Recently I've seen electric football videos where they use spring loaded devices. Remarkably, spring loaded devices go all the way back to 1913 and that little game called Little Wars. H.G. Wells (yes, the science fiction writer) wrote the instruction booklet.

Wells references a cannon that,

“The beginning of the game of Little War, as we know it, became possible with the invention of the spring breechloader gun. This priceless gift to boyhood appeared somewhen towards the end of the last century, a gun capable of hitting a toy soldier nine times out of ten at a distance of nine yards, It has completely superseded all the spiral-spring and other makes of gun hiterhto used in playroom warfare. These spring breechloaders are made in various sizes and patterns, but the one used in our game is that known in England as the four-point-seven gun. It fires a wooden cylinder about an inch long, and has a screw adjustment for elevation and depression. It is altogther an elegant weapon.”

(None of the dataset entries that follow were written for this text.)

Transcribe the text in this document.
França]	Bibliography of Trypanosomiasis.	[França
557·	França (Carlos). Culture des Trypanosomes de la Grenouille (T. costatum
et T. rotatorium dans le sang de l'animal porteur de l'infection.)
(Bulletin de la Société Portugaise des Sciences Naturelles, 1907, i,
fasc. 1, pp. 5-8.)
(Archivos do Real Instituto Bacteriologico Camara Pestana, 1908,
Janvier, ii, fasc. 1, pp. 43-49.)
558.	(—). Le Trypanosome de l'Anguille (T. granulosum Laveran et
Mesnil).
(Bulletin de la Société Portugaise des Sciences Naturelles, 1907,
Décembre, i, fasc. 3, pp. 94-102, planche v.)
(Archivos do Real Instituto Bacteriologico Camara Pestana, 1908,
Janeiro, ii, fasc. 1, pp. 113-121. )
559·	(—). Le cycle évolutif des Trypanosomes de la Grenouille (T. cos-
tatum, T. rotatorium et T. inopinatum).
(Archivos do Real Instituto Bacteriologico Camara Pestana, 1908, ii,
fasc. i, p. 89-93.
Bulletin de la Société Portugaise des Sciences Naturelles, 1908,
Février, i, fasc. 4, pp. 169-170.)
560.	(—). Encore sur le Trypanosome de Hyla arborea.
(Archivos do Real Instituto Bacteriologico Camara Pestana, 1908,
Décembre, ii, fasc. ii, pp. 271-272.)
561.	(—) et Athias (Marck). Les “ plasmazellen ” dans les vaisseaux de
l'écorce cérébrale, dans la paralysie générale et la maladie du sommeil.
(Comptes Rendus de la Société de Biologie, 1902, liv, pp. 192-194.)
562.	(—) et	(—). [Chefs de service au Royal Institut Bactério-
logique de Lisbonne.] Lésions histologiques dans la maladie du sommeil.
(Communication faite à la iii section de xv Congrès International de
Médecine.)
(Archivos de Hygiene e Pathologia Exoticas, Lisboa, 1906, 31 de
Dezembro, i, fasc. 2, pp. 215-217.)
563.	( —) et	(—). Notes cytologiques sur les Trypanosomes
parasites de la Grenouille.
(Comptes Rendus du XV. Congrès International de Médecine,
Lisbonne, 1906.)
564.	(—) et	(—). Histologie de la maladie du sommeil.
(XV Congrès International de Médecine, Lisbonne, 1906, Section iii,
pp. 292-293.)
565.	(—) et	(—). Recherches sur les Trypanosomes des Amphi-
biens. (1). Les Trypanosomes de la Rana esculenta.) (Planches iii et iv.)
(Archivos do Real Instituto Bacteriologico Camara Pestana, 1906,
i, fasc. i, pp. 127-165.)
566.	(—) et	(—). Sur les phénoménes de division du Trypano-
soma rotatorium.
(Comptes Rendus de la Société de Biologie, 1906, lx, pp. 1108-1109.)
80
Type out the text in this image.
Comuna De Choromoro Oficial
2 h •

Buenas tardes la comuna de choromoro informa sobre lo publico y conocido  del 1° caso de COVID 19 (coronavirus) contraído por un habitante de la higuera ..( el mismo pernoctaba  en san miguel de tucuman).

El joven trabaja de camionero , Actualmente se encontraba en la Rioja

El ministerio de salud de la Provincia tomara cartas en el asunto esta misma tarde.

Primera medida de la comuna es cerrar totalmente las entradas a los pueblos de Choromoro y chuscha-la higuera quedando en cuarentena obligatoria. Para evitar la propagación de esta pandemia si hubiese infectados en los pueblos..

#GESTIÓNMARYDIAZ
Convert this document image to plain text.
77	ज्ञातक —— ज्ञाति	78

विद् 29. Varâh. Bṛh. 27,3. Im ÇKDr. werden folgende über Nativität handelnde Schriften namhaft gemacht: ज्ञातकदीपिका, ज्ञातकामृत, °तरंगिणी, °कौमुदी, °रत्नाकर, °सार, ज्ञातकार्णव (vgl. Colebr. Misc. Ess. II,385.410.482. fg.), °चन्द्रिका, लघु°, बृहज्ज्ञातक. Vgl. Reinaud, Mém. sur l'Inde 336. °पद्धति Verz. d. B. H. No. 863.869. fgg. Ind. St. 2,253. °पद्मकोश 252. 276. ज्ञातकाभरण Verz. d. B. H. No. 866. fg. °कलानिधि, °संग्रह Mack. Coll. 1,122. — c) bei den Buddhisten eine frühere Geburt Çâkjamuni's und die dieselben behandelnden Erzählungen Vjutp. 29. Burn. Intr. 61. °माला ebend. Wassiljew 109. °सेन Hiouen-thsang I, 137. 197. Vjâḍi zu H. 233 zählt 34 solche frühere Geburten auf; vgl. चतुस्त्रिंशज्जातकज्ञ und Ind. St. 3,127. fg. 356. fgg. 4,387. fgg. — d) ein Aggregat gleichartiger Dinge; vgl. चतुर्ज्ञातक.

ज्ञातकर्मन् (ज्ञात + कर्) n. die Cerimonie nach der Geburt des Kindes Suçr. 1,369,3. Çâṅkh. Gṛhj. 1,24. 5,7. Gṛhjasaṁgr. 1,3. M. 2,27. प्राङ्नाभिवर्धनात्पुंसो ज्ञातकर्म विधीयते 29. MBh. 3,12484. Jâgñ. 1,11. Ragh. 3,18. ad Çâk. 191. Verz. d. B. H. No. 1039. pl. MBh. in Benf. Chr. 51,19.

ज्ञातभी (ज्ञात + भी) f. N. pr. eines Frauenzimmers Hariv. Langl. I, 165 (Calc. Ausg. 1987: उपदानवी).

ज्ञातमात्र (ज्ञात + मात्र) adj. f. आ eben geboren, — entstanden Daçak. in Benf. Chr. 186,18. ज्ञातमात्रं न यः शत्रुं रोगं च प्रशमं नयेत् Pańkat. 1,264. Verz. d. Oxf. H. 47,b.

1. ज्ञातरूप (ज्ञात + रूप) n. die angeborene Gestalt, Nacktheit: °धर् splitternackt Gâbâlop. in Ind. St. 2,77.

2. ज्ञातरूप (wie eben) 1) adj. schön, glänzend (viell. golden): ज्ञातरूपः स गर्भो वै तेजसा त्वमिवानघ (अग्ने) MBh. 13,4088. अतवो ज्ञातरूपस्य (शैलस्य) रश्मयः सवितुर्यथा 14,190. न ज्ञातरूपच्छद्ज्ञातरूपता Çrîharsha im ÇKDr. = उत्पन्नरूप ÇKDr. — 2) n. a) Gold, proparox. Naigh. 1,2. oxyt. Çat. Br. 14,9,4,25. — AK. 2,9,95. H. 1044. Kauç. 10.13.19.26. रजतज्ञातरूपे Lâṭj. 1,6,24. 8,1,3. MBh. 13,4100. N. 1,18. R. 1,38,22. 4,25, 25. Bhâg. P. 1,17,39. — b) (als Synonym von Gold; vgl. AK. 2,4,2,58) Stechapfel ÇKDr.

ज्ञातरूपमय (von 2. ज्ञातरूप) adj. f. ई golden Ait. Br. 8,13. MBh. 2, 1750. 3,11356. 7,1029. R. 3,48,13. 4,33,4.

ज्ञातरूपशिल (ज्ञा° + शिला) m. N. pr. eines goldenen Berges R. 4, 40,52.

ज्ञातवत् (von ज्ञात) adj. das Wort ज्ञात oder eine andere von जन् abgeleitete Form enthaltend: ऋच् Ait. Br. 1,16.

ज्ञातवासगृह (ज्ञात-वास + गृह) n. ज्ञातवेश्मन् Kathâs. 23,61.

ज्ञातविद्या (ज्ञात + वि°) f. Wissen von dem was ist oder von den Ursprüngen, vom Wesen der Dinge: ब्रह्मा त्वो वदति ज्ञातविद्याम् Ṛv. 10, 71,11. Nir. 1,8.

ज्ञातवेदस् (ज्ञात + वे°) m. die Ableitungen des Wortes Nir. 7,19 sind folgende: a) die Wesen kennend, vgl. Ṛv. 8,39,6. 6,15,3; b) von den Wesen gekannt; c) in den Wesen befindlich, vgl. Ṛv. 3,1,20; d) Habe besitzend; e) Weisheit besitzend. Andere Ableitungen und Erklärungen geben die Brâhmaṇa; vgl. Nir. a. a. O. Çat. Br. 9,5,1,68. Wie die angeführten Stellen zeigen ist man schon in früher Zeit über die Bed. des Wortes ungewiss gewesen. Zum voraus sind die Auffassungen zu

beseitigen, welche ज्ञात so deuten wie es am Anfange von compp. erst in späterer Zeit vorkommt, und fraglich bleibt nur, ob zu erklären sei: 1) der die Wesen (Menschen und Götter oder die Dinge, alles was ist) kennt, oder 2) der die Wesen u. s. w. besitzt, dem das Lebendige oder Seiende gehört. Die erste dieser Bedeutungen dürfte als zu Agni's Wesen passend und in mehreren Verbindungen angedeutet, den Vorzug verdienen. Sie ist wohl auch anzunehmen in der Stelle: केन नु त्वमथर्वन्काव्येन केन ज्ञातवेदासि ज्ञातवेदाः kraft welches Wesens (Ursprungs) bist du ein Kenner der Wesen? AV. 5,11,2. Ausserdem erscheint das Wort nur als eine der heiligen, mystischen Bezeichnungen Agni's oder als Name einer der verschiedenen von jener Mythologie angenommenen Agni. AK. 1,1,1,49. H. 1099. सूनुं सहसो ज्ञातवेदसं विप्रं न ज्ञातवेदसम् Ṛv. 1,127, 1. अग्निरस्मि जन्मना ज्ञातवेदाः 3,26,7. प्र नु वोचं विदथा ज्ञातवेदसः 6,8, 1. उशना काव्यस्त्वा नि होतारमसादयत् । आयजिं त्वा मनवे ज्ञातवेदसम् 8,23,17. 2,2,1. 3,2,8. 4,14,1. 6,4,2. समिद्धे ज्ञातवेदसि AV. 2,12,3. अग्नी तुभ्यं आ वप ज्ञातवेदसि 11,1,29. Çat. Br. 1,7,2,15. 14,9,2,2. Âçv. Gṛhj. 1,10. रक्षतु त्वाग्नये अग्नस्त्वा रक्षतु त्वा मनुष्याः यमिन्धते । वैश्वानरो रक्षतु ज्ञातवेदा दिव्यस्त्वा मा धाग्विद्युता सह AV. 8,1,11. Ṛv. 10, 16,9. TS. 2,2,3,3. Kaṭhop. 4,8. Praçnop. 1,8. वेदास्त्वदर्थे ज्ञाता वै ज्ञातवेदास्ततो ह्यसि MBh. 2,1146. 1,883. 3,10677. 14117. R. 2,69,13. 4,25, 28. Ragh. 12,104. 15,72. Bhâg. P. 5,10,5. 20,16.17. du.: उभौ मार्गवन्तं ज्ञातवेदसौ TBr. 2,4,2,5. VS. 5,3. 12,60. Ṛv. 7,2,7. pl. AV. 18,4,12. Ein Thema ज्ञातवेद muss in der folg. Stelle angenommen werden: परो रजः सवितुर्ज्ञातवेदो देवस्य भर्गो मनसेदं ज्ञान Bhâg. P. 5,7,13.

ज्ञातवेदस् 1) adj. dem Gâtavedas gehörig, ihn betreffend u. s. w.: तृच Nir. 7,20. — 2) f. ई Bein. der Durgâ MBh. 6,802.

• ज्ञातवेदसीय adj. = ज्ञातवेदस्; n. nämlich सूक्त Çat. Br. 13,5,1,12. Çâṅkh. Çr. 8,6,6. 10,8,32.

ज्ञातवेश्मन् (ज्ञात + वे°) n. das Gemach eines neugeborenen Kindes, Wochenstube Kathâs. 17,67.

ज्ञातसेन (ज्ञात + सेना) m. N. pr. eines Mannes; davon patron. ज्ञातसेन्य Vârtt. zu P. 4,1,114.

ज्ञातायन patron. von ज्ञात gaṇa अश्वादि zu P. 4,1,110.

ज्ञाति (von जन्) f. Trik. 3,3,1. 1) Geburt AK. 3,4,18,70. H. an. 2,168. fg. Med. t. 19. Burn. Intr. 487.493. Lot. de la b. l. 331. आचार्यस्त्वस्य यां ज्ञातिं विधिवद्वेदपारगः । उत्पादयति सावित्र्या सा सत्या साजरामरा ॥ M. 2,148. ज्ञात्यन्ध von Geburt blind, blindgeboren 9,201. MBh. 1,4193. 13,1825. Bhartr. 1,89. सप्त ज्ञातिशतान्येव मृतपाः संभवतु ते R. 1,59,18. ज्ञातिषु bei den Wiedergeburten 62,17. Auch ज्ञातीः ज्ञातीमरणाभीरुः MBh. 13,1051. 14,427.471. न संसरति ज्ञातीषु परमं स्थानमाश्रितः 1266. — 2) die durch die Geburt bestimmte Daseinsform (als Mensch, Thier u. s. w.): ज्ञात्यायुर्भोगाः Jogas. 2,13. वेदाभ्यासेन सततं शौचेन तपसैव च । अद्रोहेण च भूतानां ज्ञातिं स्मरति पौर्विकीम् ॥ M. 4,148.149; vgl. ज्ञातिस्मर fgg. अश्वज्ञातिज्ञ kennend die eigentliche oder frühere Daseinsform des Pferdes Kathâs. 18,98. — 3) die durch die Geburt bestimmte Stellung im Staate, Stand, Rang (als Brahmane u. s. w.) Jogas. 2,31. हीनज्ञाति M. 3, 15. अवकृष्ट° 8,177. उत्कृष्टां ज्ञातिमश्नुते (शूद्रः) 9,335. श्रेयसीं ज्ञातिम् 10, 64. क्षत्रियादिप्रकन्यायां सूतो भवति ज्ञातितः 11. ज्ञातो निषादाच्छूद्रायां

H.G. Wells references the inch-long wooden cylinder in his instruction booklet.

"(6) When men are knocked over by a shot they are dead, and as many men are dead as a shot knocks over or causes to be knocked over. But if a shot strikes a man but does not knock him over, he is dead, provided the shot has not already killed a man. But a shot cannot kill more than one man without knocking him over, and if it touches several without oversetting them, only the first touched is dead and the others are not incapacitated. A shot that re-bounds from or glances off any object and touches a man, kills him; it kills him even if it simply rolls to his feet, subject to what has been said in the previous."

Note the drawings of the inch-long cylinder hitting a man, or men. Does this remind any coaches of drawings in electric football instructions and rules manuals?